Friday, November 09, 2012

Restrain the Kraken

An author I enjoy reading had himself at some point recommended a novel from China Miéville, entitled Kraken. I knew almost nothing of what the book was about, but in trying to investigate whether it was something I might like to read, a friend of mine turned out to have read it. Without quite stating concretely whether he actually liked the book, he loaned me his copy.

I got around 170 pages into the 500 total before I simply couldn't slog through any more. I don't abandon a book lightly, particularly a third of the way in, but this one was simply a mess.

It started out promising, presenting itself as sort of a Dan Brown style museum thriller, more intelligently written. A man working in a British museum, tasked with preserving a dead giant squid in a massive tank, is shocked one day to learn the squid has somehow been stolen from the museum without a trace. Police try to use his expertise on the subject to track down a cult they suspect may be involved. But soon it turns out that the book is actually a fantasy set in the real world. Magic is at play in London, and a number of end-of-the-world cultists are all circling this mysterious squid as an actual god, the Kraken, that will play a central role.

Once this turn happened, the book almost instantly transformed from compelling, intelligent adventure into a modernized version of Jonathan Strange and Mr Norrell. It had the same overly dense structure, meandering plots, needless subplots, and an obsession over "the world" more than the characters.

Soon, it reached a point where I was hard pressed to make myself read more than 15 pages a night. And soon after that, I found that in 15-page chunks, the book wasn't making any sense at all. There were so many characters divided into so many plots that I would read about somebody and then not come back to them for days. Worse, the intervening pages weren't always about other characters, but were often just background information on the nature of how magic operates in the world. Incredibly dry stuff. You could read a whole chapter and barely touch on the person the chapter was ostensibly about.
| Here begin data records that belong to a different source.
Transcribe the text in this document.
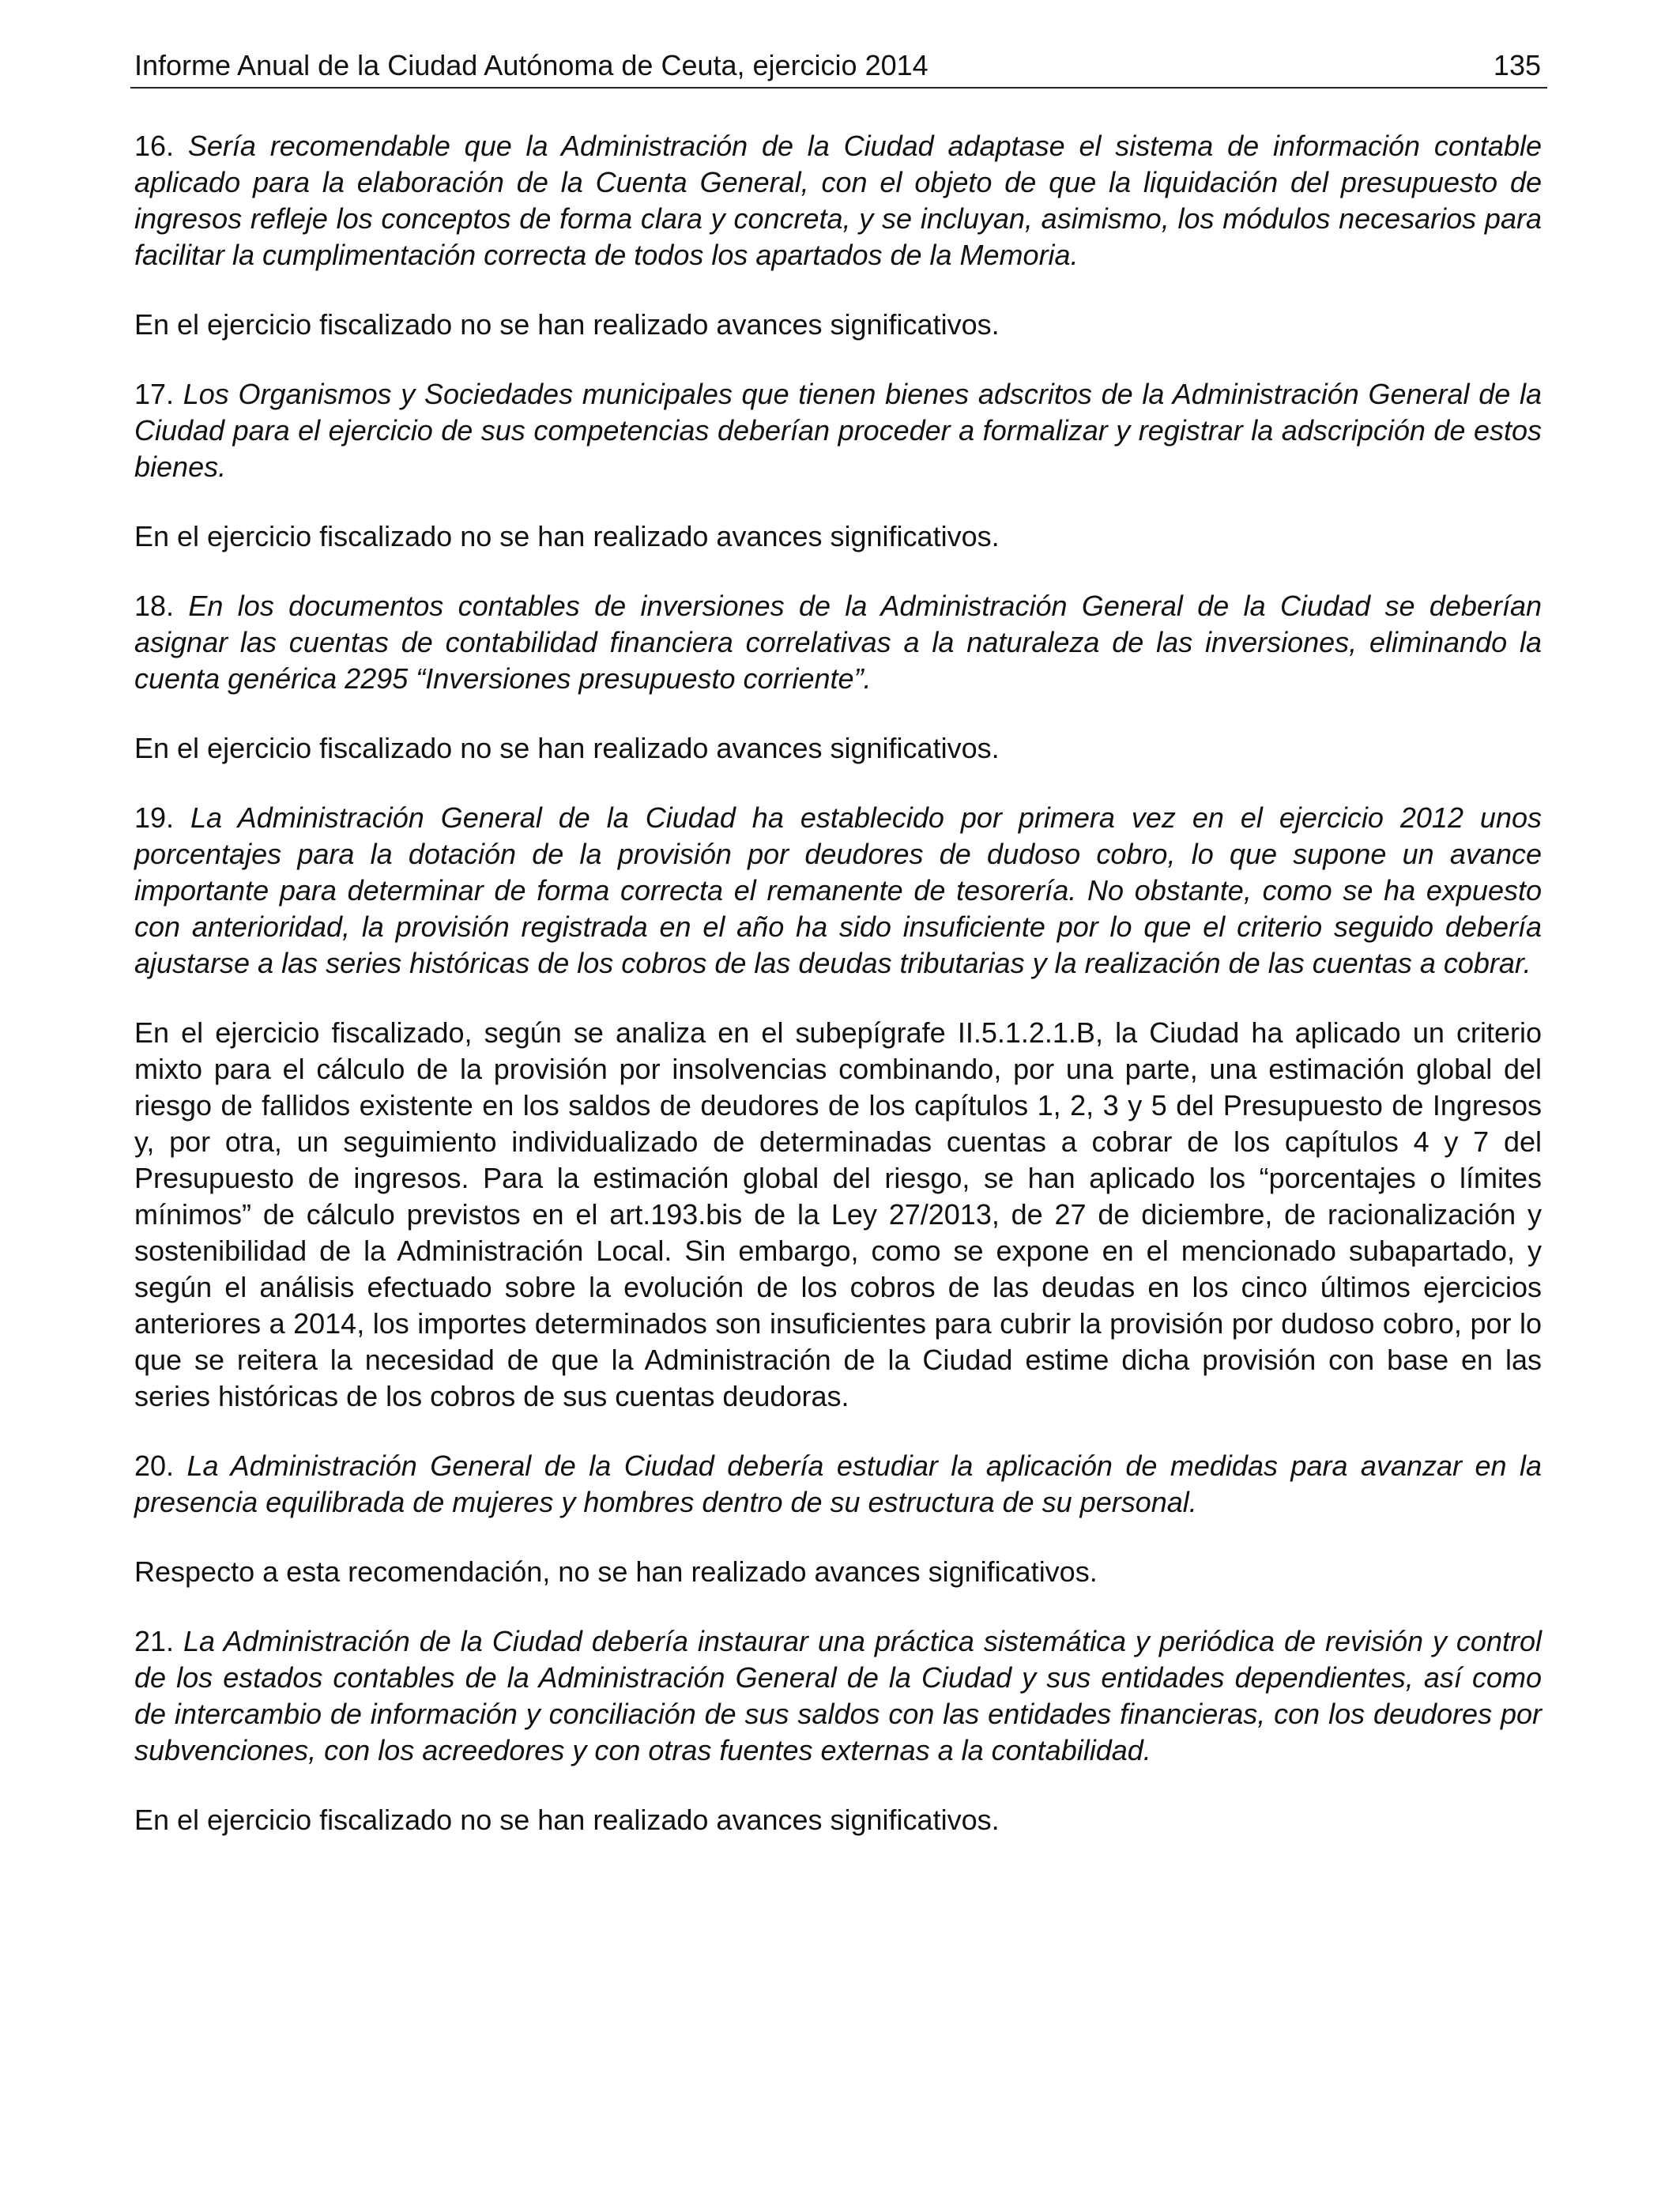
Informe Anual de la Ciudad Autónoma de Ceuta, ejercicio 2014	135

16. Sería recomendable que la Administración de la Ciudad adaptase el sistema de información contable aplicado para la elaboración de la Cuenta General, con el objeto de que la liquidación del presupuesto de ingresos refleje los conceptos de forma clara y concreta, y se incluyan, asimismo, los módulos necesarios para facilitar la cumplimentación correcta de todos los apartados de la Memoria.

En el ejercicio fiscalizado no se han realizado avances significativos.

17. Los Organismos y Sociedades municipales que tienen bienes adscritos de la Administración General de la Ciudad para el ejercicio de sus competencias deberían proceder a formalizar y registrar la adscripción de estos bienes.

En el ejercicio fiscalizado no se han realizado avances significativos.

18. En los documentos contables de inversiones de la Administración General de la Ciudad se deberían asignar las cuentas de contabilidad financiera correlativas a la naturaleza de las inversiones, eliminando la cuenta genérica 2295 “Inversiones presupuesto corriente”.

En el ejercicio fiscalizado no se han realizado avances significativos.

19. La Administración General de la Ciudad ha establecido por primera vez en el ejercicio 2012 unos porcentajes para la dotación de la provisión por deudores de dudoso cobro, lo que supone un avance importante para determinar de forma correcta el remanente de tesorería. No obstante, como se ha expuesto con anterioridad, la provisión registrada en el año ha sido insuficiente por lo que el criterio seguido debería ajustarse a las series históricas de los cobros de las deudas tributarias y la realización de las cuentas a cobrar.

En el ejercicio fiscalizado, según se analiza en el subepígrafe II.5.1.2.1.B, la Ciudad ha aplicado un criterio mixto para el cálculo de la provisión por insolvencias combinando, por una parte, una estimación global del riesgo de fallidos existente en los saldos de deudores de los capítulos 1, 2, 3 y 5 del Presupuesto de Ingresos y, por otra, un seguimiento individualizado de determinadas cuentas a cobrar de los capítulos 4 y 7 del Presupuesto de ingresos. Para la estimación global del riesgo, se han aplicado los “porcentajes o límites mínimos” de cálculo previstos en el art.193.bis de la Ley 27/2013, de 27 de diciembre, de racionalización y sostenibilidad de la Administración Local. Sin embargo, como se expone en el mencionado subapartado, y según el análisis efectuado sobre la evolución de los cobros de las deudas en los cinco últimos ejercicios anteriores a 2014, los importes determinados son insuficientes para cubrir la provisión por dudoso cobro, por lo que se reitera la necesidad de que la Administración de la Ciudad estime dicha provisión con base en las series históricas de los cobros de sus cuentas deudoras.

20. La Administración General de la Ciudad debería estudiar la aplicación de medidas para avanzar en la presencia equilibrada de mujeres y hombres dentro de su estructura de su personal.

Respecto a esta recomendación, no se han realizado avances significativos.

21. La Administración de la Ciudad debería instaurar una práctica sistemática y periódica de revisión y control de los estados contables de la Administración General de la Ciudad y sus entidades dependientes, así como de intercambio de información y conciliación de sus saldos con las entidades financieras, con los deudores por subvenciones, con los acreedores y con otras fuentes externas a la contabilidad.

En el ejercicio fiscalizado no se han realizado avances significativos.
Once I made the connection that I was reading another Jonathan Strange and Mr Norrell, I closed the cover immediately. Mid-chapter. That other book was an epic, painful slog that took me months to finish. And at the end, it was all a thoroughly unsatisfying waste of time. (I rated it a D.) I weighed the possibility that this was another, similar waste of time vs. the possibility that the book might turn around again to be enjoyable as it was in the beginning. I concluded that with the weeks more I'd probably have to put in, and the many more books on my pile, I was opting out.

I suppose I can only grade Kraken an "incomplete" -- but I did give it 1 star over on Goodreads, if you're looking for a definitive measure. The bottom line: don't read it.

1 comment:

Davíd said...

Yeah, China Mieville is amazing at world-building, good at characters, and awful at plots. I really liked Perdido Street Station but mostly because its city was so compelling. I was imagining worlds in my head after reading it, but don't ask me to tell you how and why all the characters were connected.

That said, his one book I would recommend to almost anyone who likes fiction is The City and The City. He's basically adapting a hard-boiled detective story to his world of two cities that overlap in time and space with each other. So while the plot isn't incredibly special, it works and actually ties in with his philosophical world concept.